RoadLoans
- Industry: Financial services
- Founded: 2000
- Headquarters: Dallas, Texas
- Key people: Scott Powell (CEO)
- Products: Auto loans and refinancing, dealer leads services
- Brands: RoadLoans
- Services: Auto Loans
- Parent: Santander Consumer USA Holdings Inc.
- Website: roadloans.com

= RoadLoans =

RoadLoans is a direct-to-consumer auto lender operating online and specializing in subprime auto loans. Established in 2000, RoadLoans finances and services new and used car loans as well as offering auto refinance options.

The Dallas-based company is a provider of subprime auto loans in the United States.
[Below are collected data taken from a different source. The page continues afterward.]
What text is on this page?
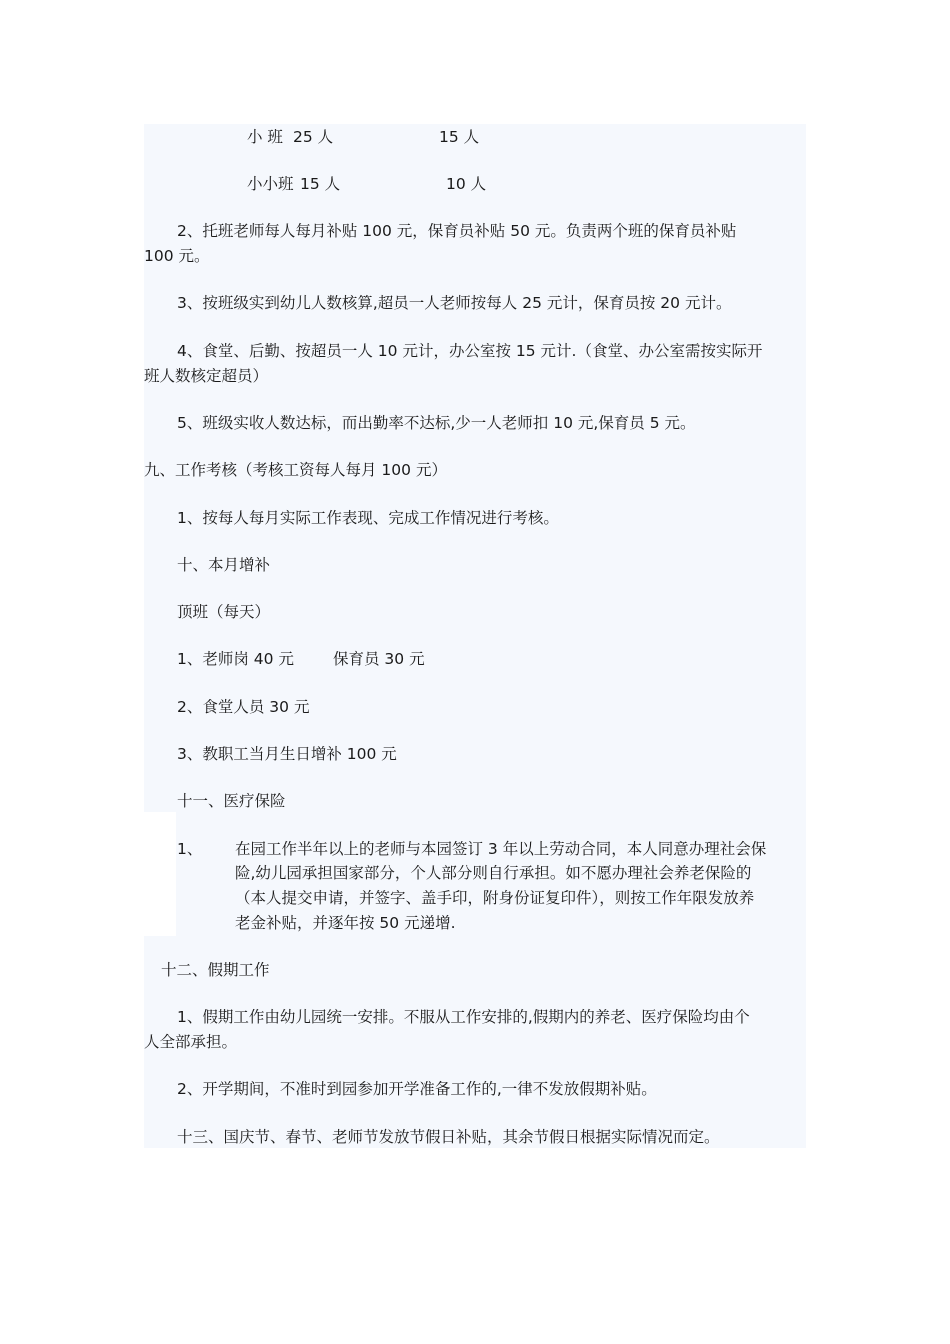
小 班 25 人	15 人
小小班 15 人	10 人
2、托班老师每人每月补贴 100 元，保育员补贴 50 元。负责两个班的保育员补贴
100 元。
3、按班级实到幼儿人数核算,超员一人老师按每人 25 元计，保育员按 20 元计。
4、食堂、后勤、按超员一人 10 元计，办公室按 15 元计.（食堂、办公室需按实际开
班人数核定超员）
5、班级实收人数达标，而出勤率不达标,少一人老师扣 10 元,保育员 5 元。
九、工作考核（考核工资每人每月 100 元）
1、按每人每月实际工作表现、完成工作情况进行考核。
十、本月增补
顶班（每天）
1、老师岗 40 元	保育员 30 元
2、食堂人员 30 元
3、教职工当月生日增补 100 元
十一、医疗保险
1、 在园工作半年以上的老师与本园签订 3 年以上劳动合同，本人同意办理社会保
险,幼儿园承担国家部分，个人部分则自行承担。如不愿办理社会养老保险的
（本人提交申请，并签字、盖手印，附身份证复印件），则按工作年限发放养
老金补贴，并逐年按 50 元递增.
十二、假期工作
1、假期工作由幼儿园统一安排。不服从工作安排的,假期内的养老、医疗保险均由个
人全部承担。
2、开学期间，不准时到园参加开学准备工作的,一律不发放假期补贴。
十三、国庆节、春节、老师节发放节假日补贴，其余节假日根据实际情况而定。
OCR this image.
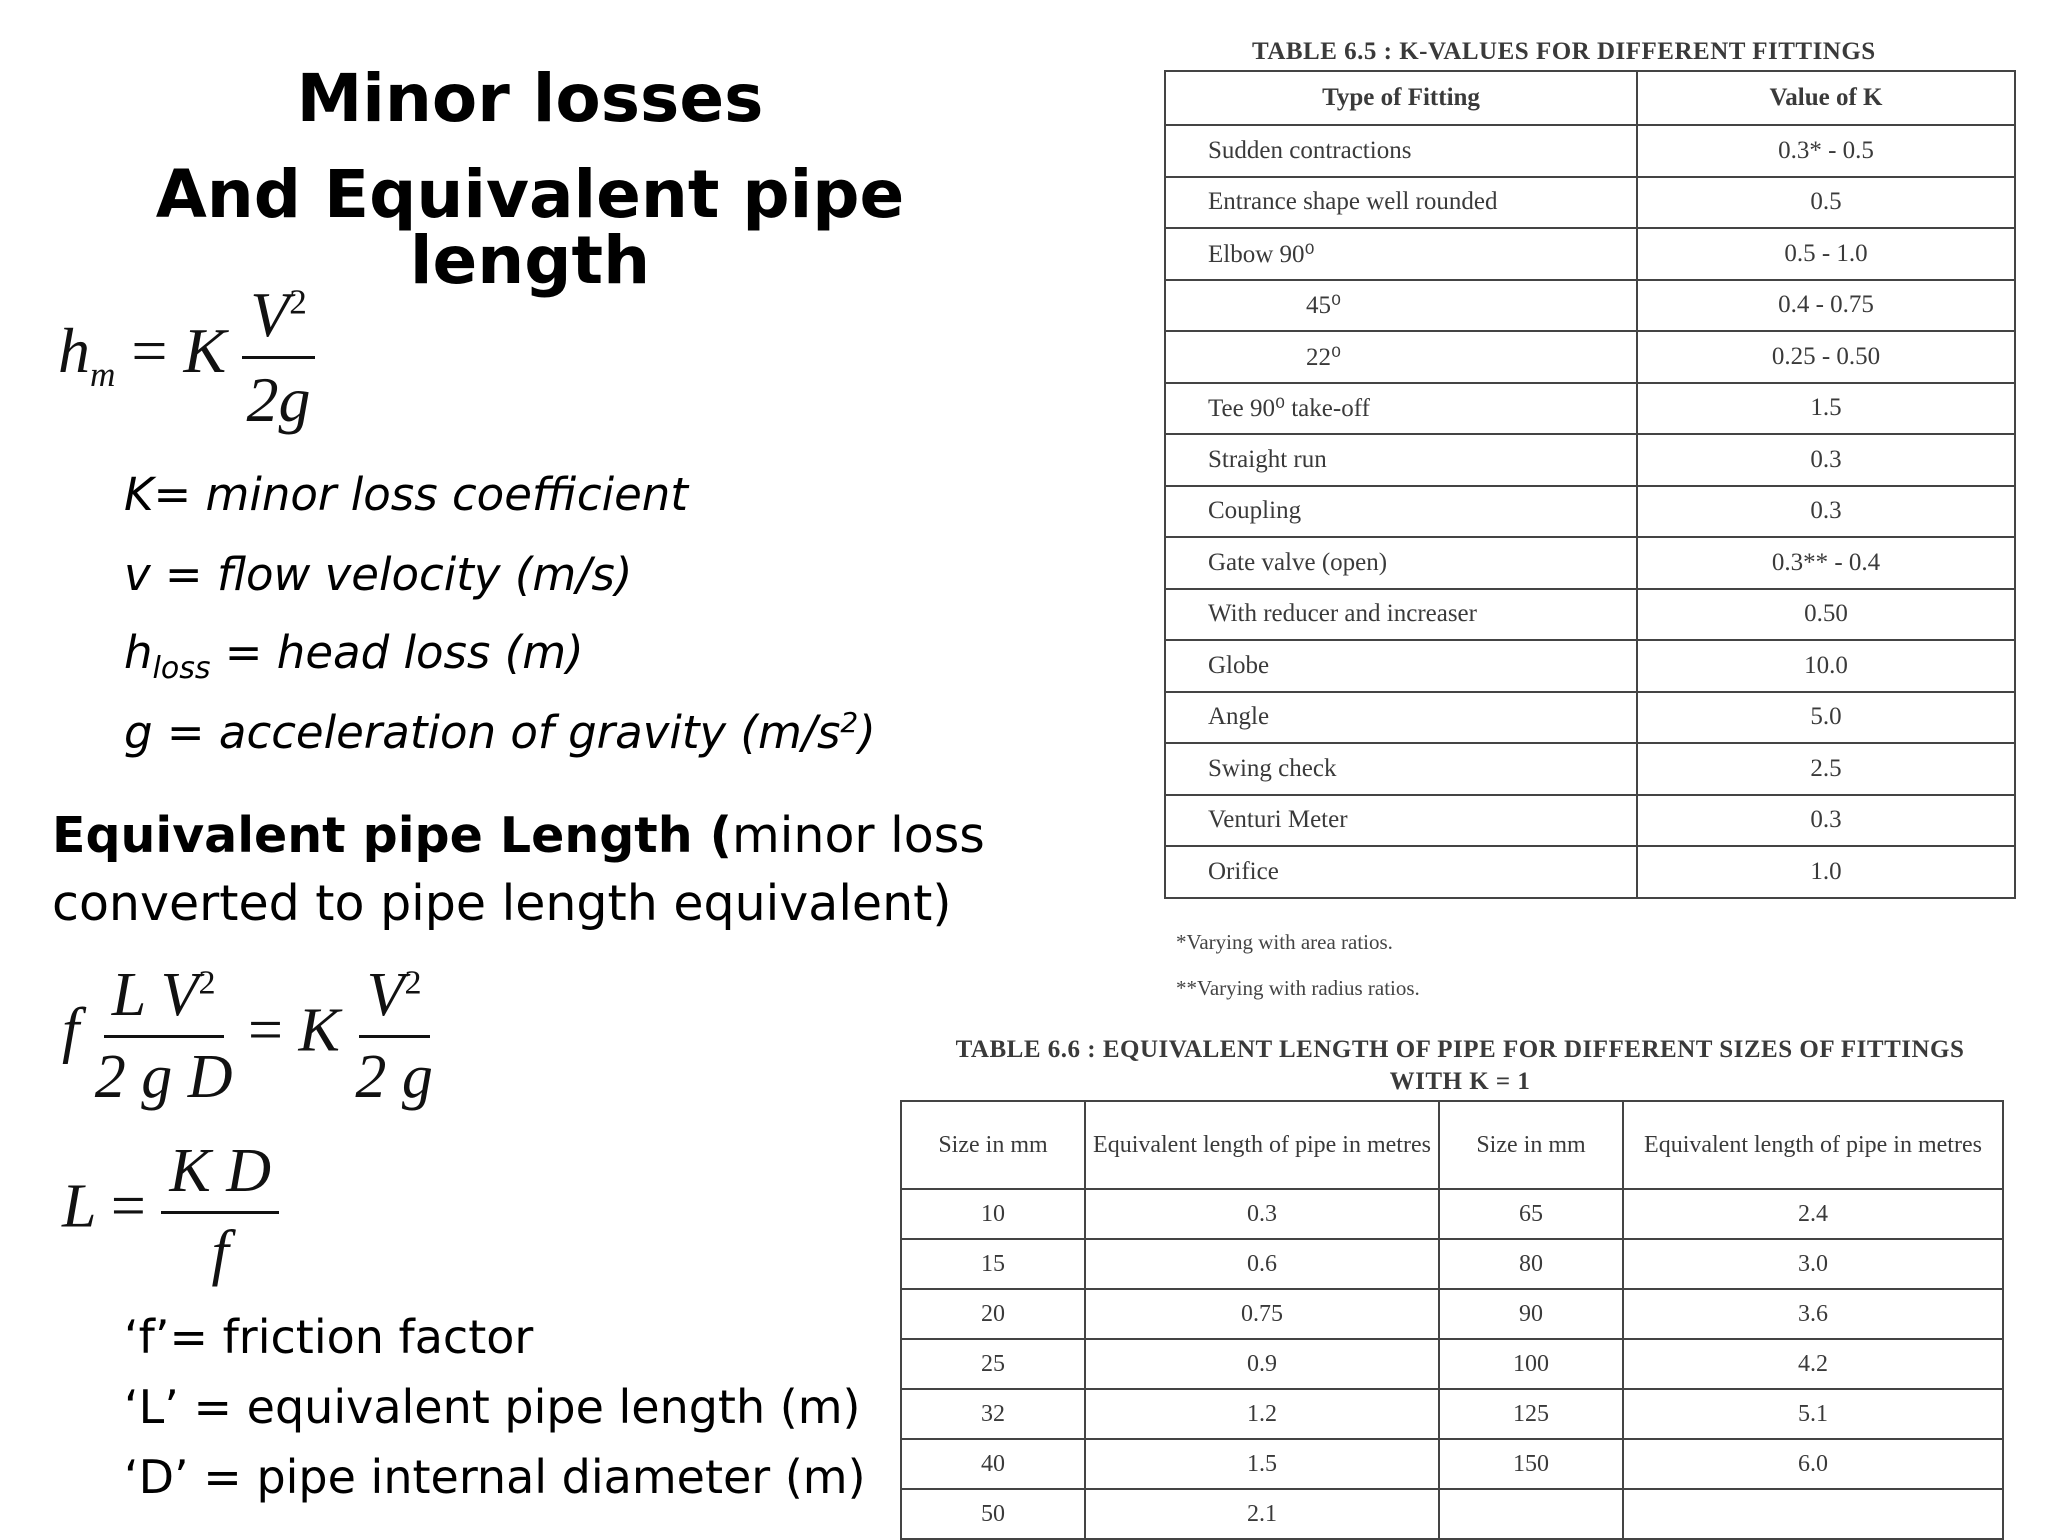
Minor losses
And Equivalent pipe length
$h_m = K \frac{V^2}{2g}$
K= minor loss coefficient
v = flow velocity (m/s)
$h_{loss}$ = head loss (m)
g = acceleration of gravity $(m/s^2)$
Equivalent pipe Length (minor loss
converted to pipe length equivalent)
f $\frac{L V^2}{\text{2 g D}} = K \frac{V^2}{2 g}$
$L = \frac{\text{K D}}{f}$
‘f’= friction factor
‘L’ = equivalent pipe length (m)
‘D’ = pipe internal diameter (m)
TABLE 6.5 : K-VALUES FOR DIFFERENT FITTINGS
Type of Fitting	Value of K
Sudden contractions	0.3* - 0.5
Entrance shape well rounded	0.5
Elbow 90⁰	0.5 - 1.0
45⁰	0.4 - 0.75
22⁰	0.25 - 0.50
Tee 90⁰ take-off	1.5
Straight run	0.3
Coupling	0.3
Gate valve (open)	0.3** - 0.4
With reducer and increaser	0.50
Globe	10.0
Angle	5.0
Swing check	2.5
Venturi Meter	0.3
Orifice	1.0
*Varying with area ratios.
**Varying with radius ratios.
TABLE 6.6 : EQUIVALENT LENGTH OF PIPE FOR DIFFERENT SIZES OF FITTINGS
WITH K = 1
Size in mm	Equivalent length of pipe in metres	Size in mm	Equivalent length of pipe in metres
10	0.3	65	2.4
15	0.6	80	3.0
20	0.75	90	3.6
25	0.9	100	4.2
32	1.2	125	5.1
40	1.5	150	6.0
50	2.1		
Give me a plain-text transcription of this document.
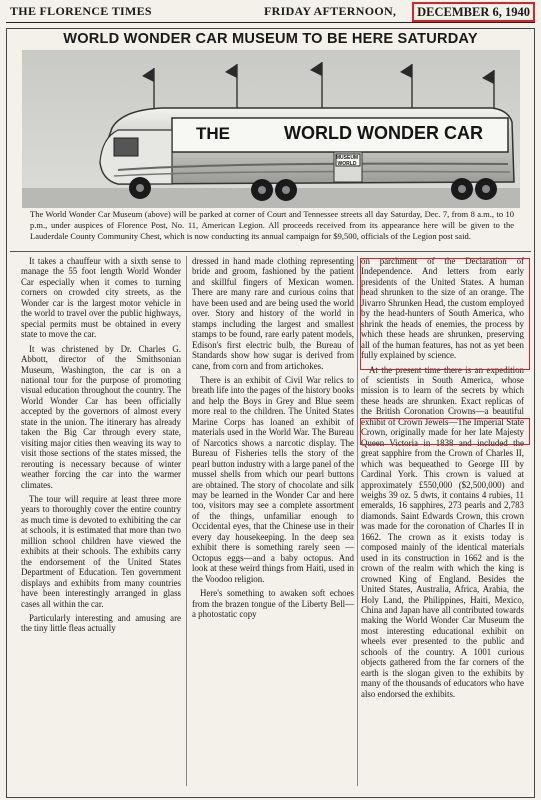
THE FLORENCE TIMES	FRIDAY AFTERNOON,	DECEMBER 6, 1940
WORLD WONDER CAR MUSEUM TO BE HERE SATURDAY
THE	WORLD WONDER CAR
MUSEUM WORLD
The World Wonder Car Museum (above) will be parked at corner of Court and Tennessee streets all day Saturday, Dec. 7, from 8 a.m., to 10 p.m., under auspices of Florence Post, No. 11, American Legion. All proceeds received from its appearance here will be given to the Lauderdale County Community Chest, which is now conducting its annual campaign for $9,500, officials of the Legion post said.

It takes a chauffeur with a sixth sense to manage the 55 foot length World Wonder Car especially when it comes to turning corners on crowded city streets, as the Wonder car is the largest motor vehicle in the world to travel over the public highways, special permits must be obtained in every state to move the car.

It was christened by Dr. Charles G. Abbott, director of the Smithsonian Museum, Washington, the car is on a national tour for the purpose of promoting visual education throughout the country. The World Wonder Car has been officially accepted by the governors of almost every state in the union. The itinerary has already taken the Big Car through every state, visiting major cities then weaving its way to visit those sections of the states missed, the rerouting is necessary because of winter weather forcing the car into the warmer climates.

The tour will require at least three more years to thoroughly cover the entire country as much time is devoted to exhibiting the car at schools, it is estimated that more than two million school children have viewed the exhibits at their schools. The exhibits carry the endorsement of the United States Department of Education. Ten government displays and exhibits from many countries have been interestingly arranged in glass cases all within the car.

Particularly interesting and amusing are the tiny little fleas actually

dressed in hand made clothing representing bride and groom, fashioned by the patient and skillful fingers of Mexican women. There are many rare and curious coins that have been used and are being used the world over. Story and history of the world in stamps including the largest and smallest stamps to be found, rare early patent models, Edison's first electric bulb, the Bureau of Standards show how sugar is derived from cane, from corn and from artichokes.

There is an exhibit of Civil War relics to breath life into the pages of the history books and help the Boys in Grey and Blue seem more real to the children. The United States Marine Corps has loaned an exhibit of materials used in the World War. The Bureau of Narcotics shows a narcotic display. The Bureau of Fisheries tells the story of the pearl button industry with a large panel of the mussel shells from which our pearl buttons are obtained. The story of chocolate and silk may be learned in the Wonder Car and here too, visitors may see a complete assortment of the things, unfamiliar enough to Occidental eyes, that the Chinese use in their every day housekeeping. In the deep sea exhibit there is something rarely seen — Octopus eggs—and a baby octopus. And look at these weird things from Haiti, used in the Voodoo religion.

Here's something to awaken soft echoes from the brazen tongue of the Liberty Bell—a photostatic copy

on parchment of the Declaration of Independence. And letters from early presidents of the United States. A human head shrunken to the size of an orange. The Jivarro Shrunken Head, the custom employed by the head-hunters of South America, who shrink the heads of enemies, the process by which these heads are shrunken, preserving all of the human features, has not as yet been fully explained by science.

At the present time there is an expedition of scientists in South America, whose mission is to learn of the secrets by which these heads are shrunken. Exact replicas of the British Coronation Crowns—a beautiful exhibit of Crown Jewels—The Imperial State Crown, originally made for her late Majesty Queen Victoria in 1838 and included the great sapphire from the Crown of Charles II, which was bequeathed to George III by Cardinal York. This crown is valued at approximately £550,000 ($2,500,000) and weighs 39 oz. 5 dwts, it contains 4 rubies, 11 emeralds, 16 sapphires, 273 pearls and 2,783 diamonds. Saint Edwards Crown, this crown was made for the coronation of Charles II in 1662. The crown as it exists today is composed mainly of the identical materials used in its construction in 1662 and is the crown of the realm with which the king is crowned King of England. Besides the United States, Australia, Africa, Arabia, the Holy Land, the Philippines, Haiti, Mexico, China and Japan have all contributed towards making the World Wonder Car Museum the most interesting educational exhibit on wheels ever presented to the public and schools of the country. A 1001 curious objects gathered from the far corners of the earth is the slogan given to the exhibits by many of the thousands of educators who have also endorsed the exhibits.
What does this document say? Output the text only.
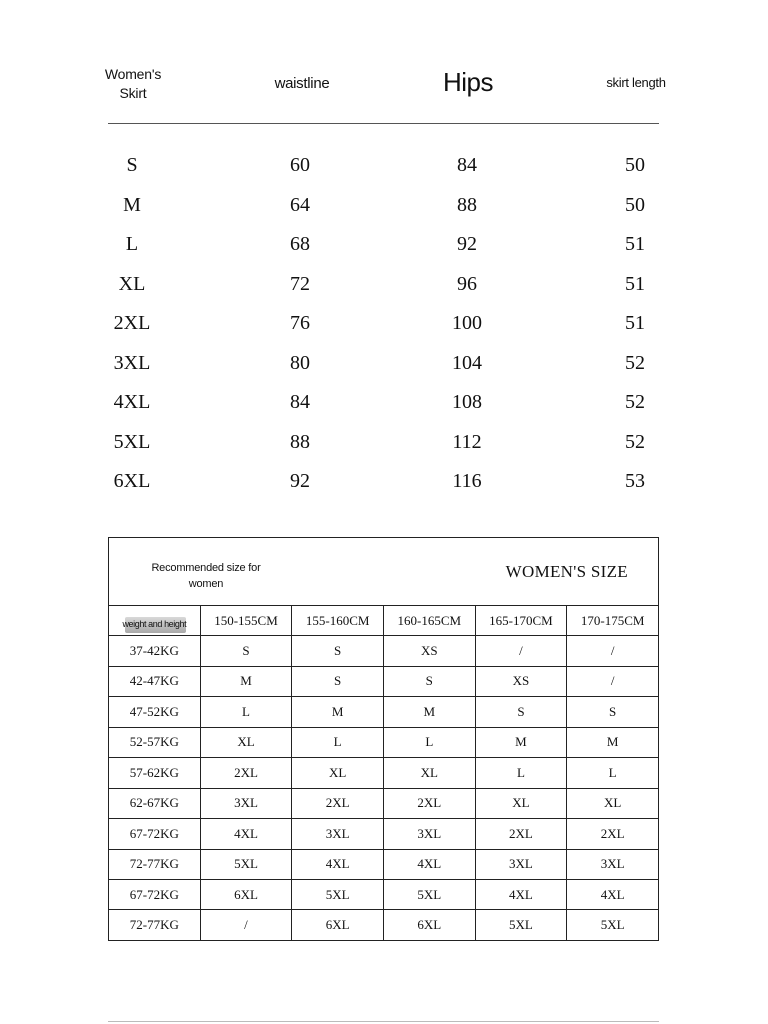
Women's Skirt
waistline	Hips	skirt length
S	60	84	50
M	64	88	50
L	68	92	51
XL	72	96	51
2XL	76	100	51
3XL	80	104	52
4XL	84	108	52
5XL	88	112	52
6XL	92	116	53
Recommended size for women
WOMEN'S SIZE					

weight and height	150-155CM	155-160CM	160-165CM	165-170CM	170-175CM
37-42KG	S	S	XS	/	/
42-47KG	M	S	S	XS	/
47-52KG	L	M	M	S	S
52-57KG	XL	L	L	M	M
57-62KG	2XL	XL	XL	L	L
62-67KG	3XL	2XL	2XL	XL	XL
67-72KG	4XL	3XL	3XL	2XL	2XL
72-77KG	5XL	4XL	4XL	3XL	3XL
67-72KG	6XL	5XL	5XL	4XL	4XL
72-77KG	/	6XL	6XL	5XL	5XL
It has relationships with automotive dealerships and operates a preferred dealer network in which dealers can receive both consumer leads and financing for customers.

RoadLoans is the online auto lending division of Santander Consumer USA Inc. (“Consumer”), which is a subsidiary of NYSE-listed Santander Consumer USA Holdings Inc. (“Holdings” and together with Consumer collectively referred to herein as “SC”), which is in turn part of the Santander Group.

== History ==
RoadLoans was established in 2000 by Triad Financial Corp., owned by the Ford Motor Credit Co., and in 2005 it was sold to an investment group. RoadLoans was purchased by Santander Consumer USA Holdings Inc. in 2009 as its direct-to-consumer lender.